Au moment de la fin institutionnelle de la Mission au Gabon 1958, les missionnaires européens sur le terrain n'étaient pas psychologiquement et pratiquement préparés à laisser leur place à leurs collègues gabonais.
Dans l’immédiat, les missionnaires furent incapables d’appliquer la disposition publiée en 1957 par Pie XII, dans son Encyclique Fidei Donum, dans laquelle il demandait aux missionnaires (européens) de se considérer comme les auxiliaires du clergé local 292 . Au contraire les prêtres, religieux, religieuses et laïcs missionnaires restèrent majoritaires dans la nouvelle Eglise. Cela explique le retard avec lequel on confia l'Archidiocèse de Libreville à un Gabonais en 1969, un peu plus de dix ans après sa création en 1958.
Le premier évêque gabonais, ordonné en 1961, resta longtemps un évêque auxiliaire, de 1961 à 1969. La volonté des missionnaires sur le terrain de ne pas abandonner toutes leurs prérogatives, était perceptible dans leurs correspondances. Le Père Auguste Gervain, arrivé au Gabon en 1945 écrivait à ses supérieures, en France:
‘« Nous sommes à un tournant de l'Histoire. Hier, ici, au Gabon, nous étions chez nous, aujourd'hui nous sommes des étrangers, au service des africains. Hier, nous commandions en maîtres. Aujourd'hui nous devons nous contenter de conseiller, aider, mettre le plus possible les africains à notre place.
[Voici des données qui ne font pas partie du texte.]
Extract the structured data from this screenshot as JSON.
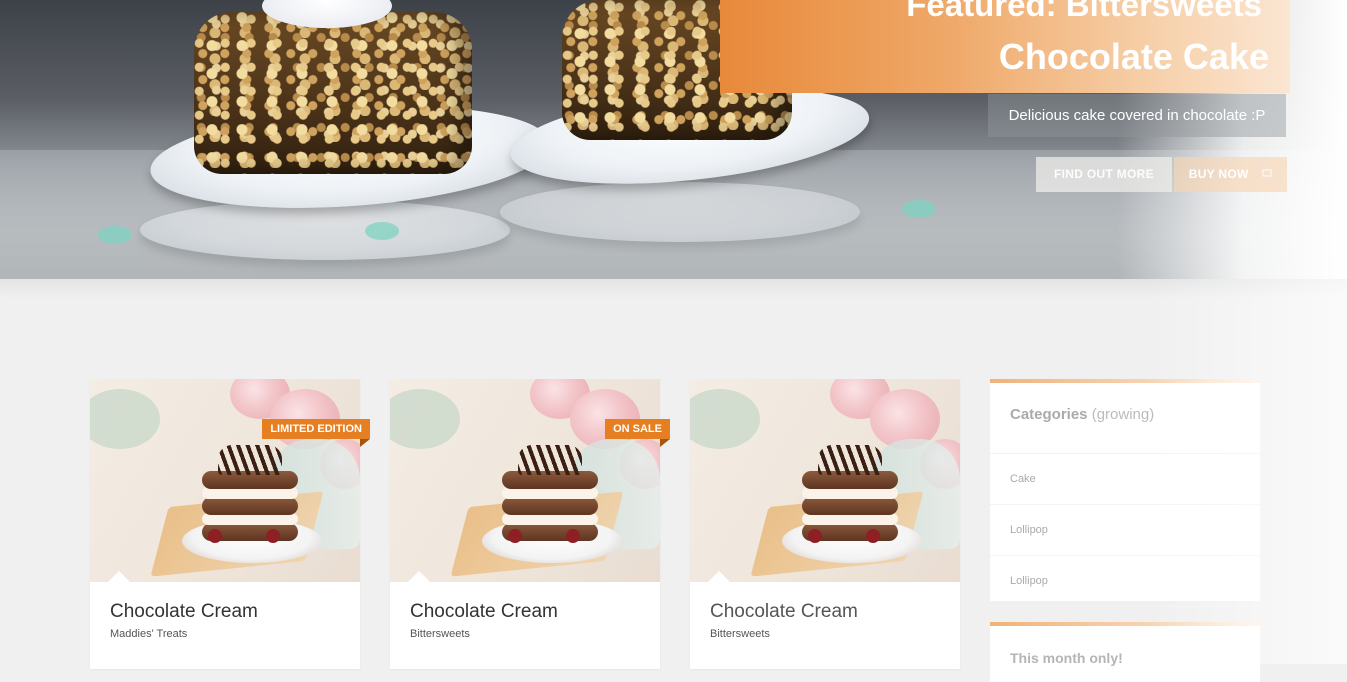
{
  "hero": {
    "title_line1": "Featured: Bittersweets",
    "title_line2": "Chocolate Cake",
    "subtitle": "Delicious cake covered in chocolate :P",
    "find_out_more_label": "FIND OUT MORE",
    "buy_now_label": "BUY NOW",
    "buy_now_icon": "cart-icon",
    "accent_color": "#e8893a"
  },
  "products": [
    {
      "name": "Chocolate Cream",
      "maker": "Maddies' Treats",
      "badge": "LIMITED EDITION"
    },
    {
      "name": "Chocolate Cream",
      "maker": "Bittersweets",
      "badge": "ON SALE"
    },
    {
      "name": "Chocolate Cream",
      "maker": "Bittersweets",
      "badge": ""
    }
  ],
  "badge_color": "#e67e22",
  "sidebar": {
    "categories": {
      "title": "Categories",
      "title_suffix": "(growing)",
      "items": [
        "Cake",
        "Lollipop",
        "Lollipop"
      ]
    },
    "this_month": {
      "title": "This month only!"
    }
  }
}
Je me demande si tous les Pères sauront faire le rétablissement en toute loyauté et sans arrière pensée, en toute charité et en prenant garde de ne pas se réjouir des échecs » 293 ’Cette lettre suggère que certains Pères, surtout ceux arrivés au moment du débat sur la mutation de la Mission, étaient réfractaires à l'idée de transmettre leurs pouvoirs au clergé indigène. Cependant, ayant compris que le mouvement était irréversible, les missionnaires du Gabon demandèrent à la maison Mère de hâter le processus avant d'être contraints par la force 294 . La transmission des pouvoirs se fit donc très lentement.
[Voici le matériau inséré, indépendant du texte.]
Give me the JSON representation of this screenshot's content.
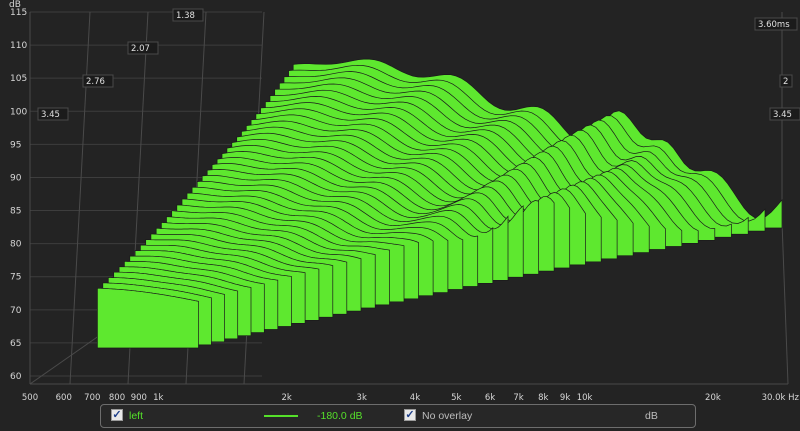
{
  "chart_data": {
    "type": "waterfall",
    "ylabel": "dB",
    "yticks": [
      115,
      110,
      105,
      100,
      95,
      90,
      85,
      80,
      75,
      70,
      65,
      60
    ],
    "ylim": [
      58,
      115
    ],
    "xticks": [
      "500",
      "600",
      "700",
      "800",
      "900",
      "1k",
      "2k",
      "3k",
      "4k",
      "5k",
      "6k",
      "7k",
      "8k",
      "9k",
      "10k",
      "20k",
      "30.0k Hz"
    ],
    "x_freqs": [
      500,
      600,
      700,
      800,
      900,
      1000,
      2000,
      3000,
      4000,
      5000,
      6000,
      7000,
      8000,
      9000,
      10000,
      20000,
      30000
    ],
    "xlim_hz": [
      500,
      30000
    ],
    "x_scale": "log",
    "time_axis_labels": [
      "3.45",
      "2.76",
      "2.07",
      "1.38",
      "3.60ms",
      "3.45",
      "2"
    ],
    "fill_color": "#5ee82f",
    "edge_color": "#1a1a1a",
    "slices": 40
  },
  "legend": {
    "channel_label": "left",
    "channel_color": "#55e02a",
    "level": "-180.0 dB",
    "overlay_label": "No overlay",
    "unit": "dB"
  }
}
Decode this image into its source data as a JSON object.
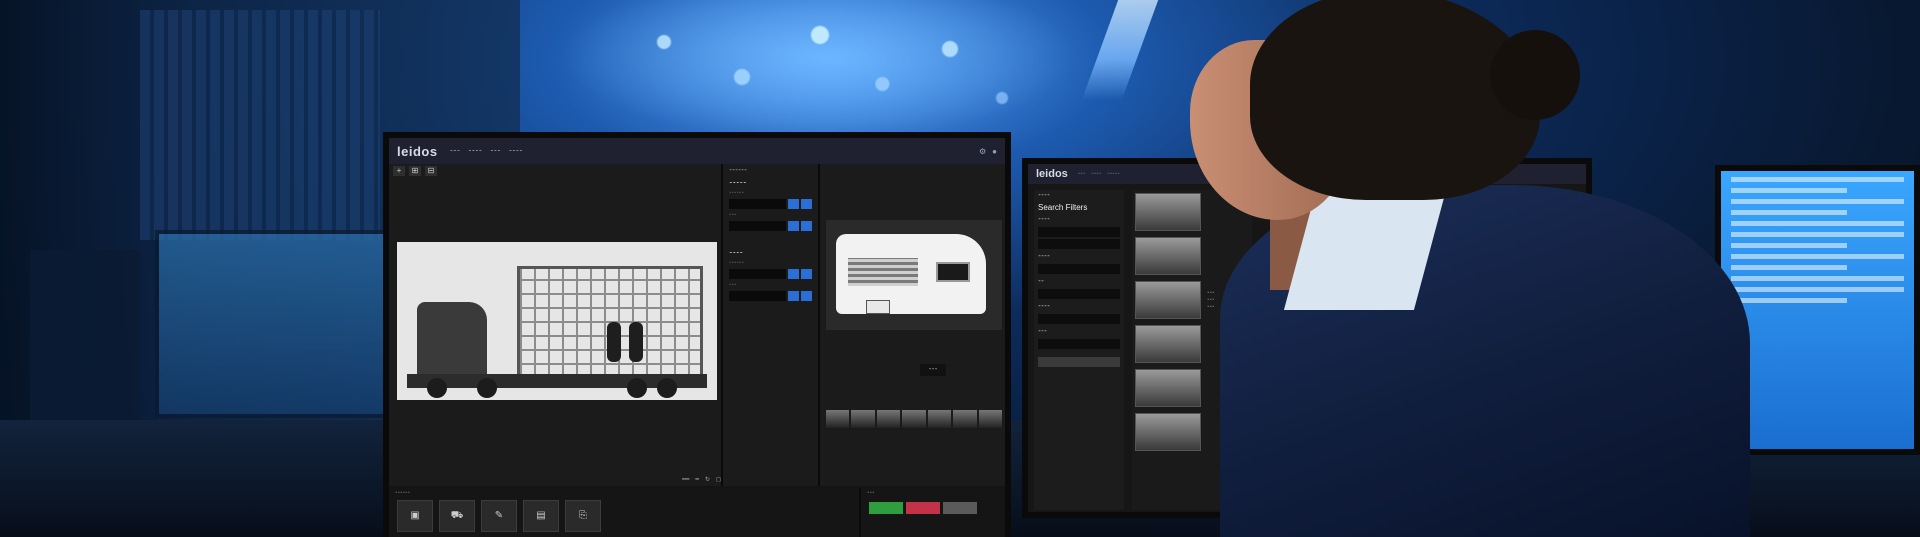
{
  "main_app": {
    "logo": "leidos",
    "nav": [
      "",
      ""
    ],
    "toolbar_icons": [
      "+",
      "⊞",
      "⊟"
    ],
    "detail_tag": "",
    "bottom_icons": [
      "▣",
      "⛟",
      "✎",
      "▤",
      "⎘"
    ],
    "actions": [
      {
        "label": "",
        "color": "#2e9e3e"
      },
      {
        "label": "",
        "color": "#c2334a"
      },
      {
        "label": "",
        "color": "#5a5a5a"
      }
    ]
  },
  "side_app": {
    "logo": "leidos",
    "search_title": "Search Filters",
    "filters": [
      "",
      "",
      "",
      "",
      ""
    ]
  }
}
Au Gabon, les missionnaires craignaient que les œuvres ne soient la proie de graves difficultés financières car la manne provenant de l'Etat colonial allait disparaître et tout ce qui appartenait à la Mission devenait propriété de la jeune Eglise. Aussi le Père Gervain proposait-il, pour pérenniser la Congrégation du Saint-Esprit au Gabon, la construction à Libreville d'une maison appartenant à la Congrégation 295 . Cette proposition était assez surprenante mais révélatrice de l'état d'esprit d’une partie des missionnaires qui visiblement n’entendaient pas quitter définitivement ce pays avant la fin intégrale de leur action.
De nos jours, cette maison 296 existe toujours et permet à la Congrégation d'affirmer son ambition de demeurer un maillon capital de l'Eglise catholique au Gabon.
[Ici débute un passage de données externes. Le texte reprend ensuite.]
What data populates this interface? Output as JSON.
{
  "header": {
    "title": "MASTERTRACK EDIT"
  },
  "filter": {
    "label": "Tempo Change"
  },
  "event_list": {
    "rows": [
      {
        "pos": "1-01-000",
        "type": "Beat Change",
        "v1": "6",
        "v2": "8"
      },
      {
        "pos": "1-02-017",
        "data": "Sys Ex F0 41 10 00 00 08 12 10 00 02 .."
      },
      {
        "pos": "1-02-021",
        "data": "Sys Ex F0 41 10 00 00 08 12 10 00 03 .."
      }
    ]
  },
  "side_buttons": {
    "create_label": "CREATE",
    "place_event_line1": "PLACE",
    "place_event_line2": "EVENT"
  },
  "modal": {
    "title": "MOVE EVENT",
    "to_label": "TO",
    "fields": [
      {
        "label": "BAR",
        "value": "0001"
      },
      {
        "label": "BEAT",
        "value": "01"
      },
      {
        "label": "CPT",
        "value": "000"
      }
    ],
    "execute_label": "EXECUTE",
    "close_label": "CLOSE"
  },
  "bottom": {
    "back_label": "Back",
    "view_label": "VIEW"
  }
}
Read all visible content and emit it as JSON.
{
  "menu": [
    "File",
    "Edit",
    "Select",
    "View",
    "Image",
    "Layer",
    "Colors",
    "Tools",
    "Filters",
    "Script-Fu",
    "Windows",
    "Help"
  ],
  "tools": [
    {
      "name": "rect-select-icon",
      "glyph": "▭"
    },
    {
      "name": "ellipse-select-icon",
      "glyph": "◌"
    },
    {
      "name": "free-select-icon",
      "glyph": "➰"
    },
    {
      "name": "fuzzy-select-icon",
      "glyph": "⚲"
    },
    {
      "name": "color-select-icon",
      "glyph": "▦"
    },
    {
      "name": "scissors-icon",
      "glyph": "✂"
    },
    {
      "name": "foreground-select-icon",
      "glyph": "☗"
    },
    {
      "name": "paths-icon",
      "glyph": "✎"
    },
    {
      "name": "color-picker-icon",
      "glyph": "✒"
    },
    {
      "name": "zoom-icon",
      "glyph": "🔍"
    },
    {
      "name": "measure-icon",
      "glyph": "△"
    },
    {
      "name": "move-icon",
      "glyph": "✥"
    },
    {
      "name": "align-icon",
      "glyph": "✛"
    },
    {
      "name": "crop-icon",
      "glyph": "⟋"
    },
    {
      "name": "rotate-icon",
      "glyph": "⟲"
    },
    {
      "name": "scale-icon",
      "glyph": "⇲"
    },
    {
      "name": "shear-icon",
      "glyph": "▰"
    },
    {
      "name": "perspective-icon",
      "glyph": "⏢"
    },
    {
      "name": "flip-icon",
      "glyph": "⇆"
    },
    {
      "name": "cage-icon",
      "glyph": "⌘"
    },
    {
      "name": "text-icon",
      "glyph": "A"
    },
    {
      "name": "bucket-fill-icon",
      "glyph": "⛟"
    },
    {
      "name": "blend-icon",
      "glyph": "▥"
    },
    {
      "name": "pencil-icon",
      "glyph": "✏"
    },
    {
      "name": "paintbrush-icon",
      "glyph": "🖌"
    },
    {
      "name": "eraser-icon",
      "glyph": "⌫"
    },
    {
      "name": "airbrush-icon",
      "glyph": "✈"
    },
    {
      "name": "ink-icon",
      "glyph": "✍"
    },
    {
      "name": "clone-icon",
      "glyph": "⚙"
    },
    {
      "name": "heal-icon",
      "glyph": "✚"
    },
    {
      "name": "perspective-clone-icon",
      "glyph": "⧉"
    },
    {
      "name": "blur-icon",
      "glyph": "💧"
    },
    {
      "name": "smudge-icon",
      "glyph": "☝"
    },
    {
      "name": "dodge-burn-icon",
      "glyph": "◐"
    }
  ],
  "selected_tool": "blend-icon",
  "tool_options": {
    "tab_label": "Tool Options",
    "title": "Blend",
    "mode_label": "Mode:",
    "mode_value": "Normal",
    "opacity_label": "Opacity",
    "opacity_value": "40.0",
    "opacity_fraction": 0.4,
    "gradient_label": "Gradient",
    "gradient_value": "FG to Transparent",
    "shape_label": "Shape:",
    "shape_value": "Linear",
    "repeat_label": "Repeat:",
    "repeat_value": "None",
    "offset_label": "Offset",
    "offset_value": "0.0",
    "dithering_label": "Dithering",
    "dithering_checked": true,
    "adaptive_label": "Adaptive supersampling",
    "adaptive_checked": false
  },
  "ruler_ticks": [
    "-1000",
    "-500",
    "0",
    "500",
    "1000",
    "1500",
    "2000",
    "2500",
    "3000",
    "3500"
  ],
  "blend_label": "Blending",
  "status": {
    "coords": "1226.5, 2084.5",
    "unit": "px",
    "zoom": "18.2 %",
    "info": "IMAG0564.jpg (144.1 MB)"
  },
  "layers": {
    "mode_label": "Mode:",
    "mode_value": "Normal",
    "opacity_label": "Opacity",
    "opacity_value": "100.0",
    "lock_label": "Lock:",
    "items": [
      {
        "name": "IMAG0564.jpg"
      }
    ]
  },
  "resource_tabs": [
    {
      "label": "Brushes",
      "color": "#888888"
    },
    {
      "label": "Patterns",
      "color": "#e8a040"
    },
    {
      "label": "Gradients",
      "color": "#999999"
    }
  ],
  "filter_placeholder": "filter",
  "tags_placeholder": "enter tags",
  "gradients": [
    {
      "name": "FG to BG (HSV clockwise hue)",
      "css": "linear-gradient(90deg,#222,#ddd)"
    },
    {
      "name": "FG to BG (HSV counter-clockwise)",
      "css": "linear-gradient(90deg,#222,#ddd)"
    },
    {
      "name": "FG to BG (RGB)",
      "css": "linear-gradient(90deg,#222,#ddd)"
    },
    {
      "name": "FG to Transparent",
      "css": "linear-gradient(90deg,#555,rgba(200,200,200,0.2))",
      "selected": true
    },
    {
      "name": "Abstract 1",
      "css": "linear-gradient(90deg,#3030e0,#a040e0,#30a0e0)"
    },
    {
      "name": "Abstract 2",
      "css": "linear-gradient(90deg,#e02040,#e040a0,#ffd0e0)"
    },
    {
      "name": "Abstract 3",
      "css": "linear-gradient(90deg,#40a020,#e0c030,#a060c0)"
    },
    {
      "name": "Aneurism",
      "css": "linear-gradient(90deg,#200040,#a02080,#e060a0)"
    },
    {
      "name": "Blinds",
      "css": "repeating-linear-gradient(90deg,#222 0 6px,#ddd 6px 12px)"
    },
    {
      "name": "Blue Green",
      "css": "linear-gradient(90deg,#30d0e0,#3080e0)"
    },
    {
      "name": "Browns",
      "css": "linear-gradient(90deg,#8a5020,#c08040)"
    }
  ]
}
L'une des raisons principales pour laquelle les missionnaires spiritains ne voulaient pas partir du Gabon était que le catholicisme ne pouvait survivre dans ce pays à cause de la relative faiblesse des vocations indigènes. Il convenait donc pour les missionnaires de rester sur place et de se mettre au service de la jeune Eglise.
THEO, Nouvelle encyclopédie catholique, Droguet & Ardant/ Fayard, Paris 1989, Op. Cit. p. 484.
Archives CSSP, Boîte 351 Dossier B, Chemise 3, Lettre du Père Gervain du 25 juillet 1960.
Archives CSSP, Boîte 351 Dossier B, Lettre du Père Gervain du 22 septembre 1960.
Archives CSSP, Boîte 351 Dossier B, Lettre du Père Gervain, Ibid
Il s'agit de la Maison Libermann, siège des Spiritains au Gabon. Elle est située sur le Boulevard Bessieux à proximité de la Nonciature Apostolique, en face du Petit Séminaire Saint-Jeanet de l'école Maternelle des sœurs bleues de l'Immaculée de Castres, non loin de la Gare Routière.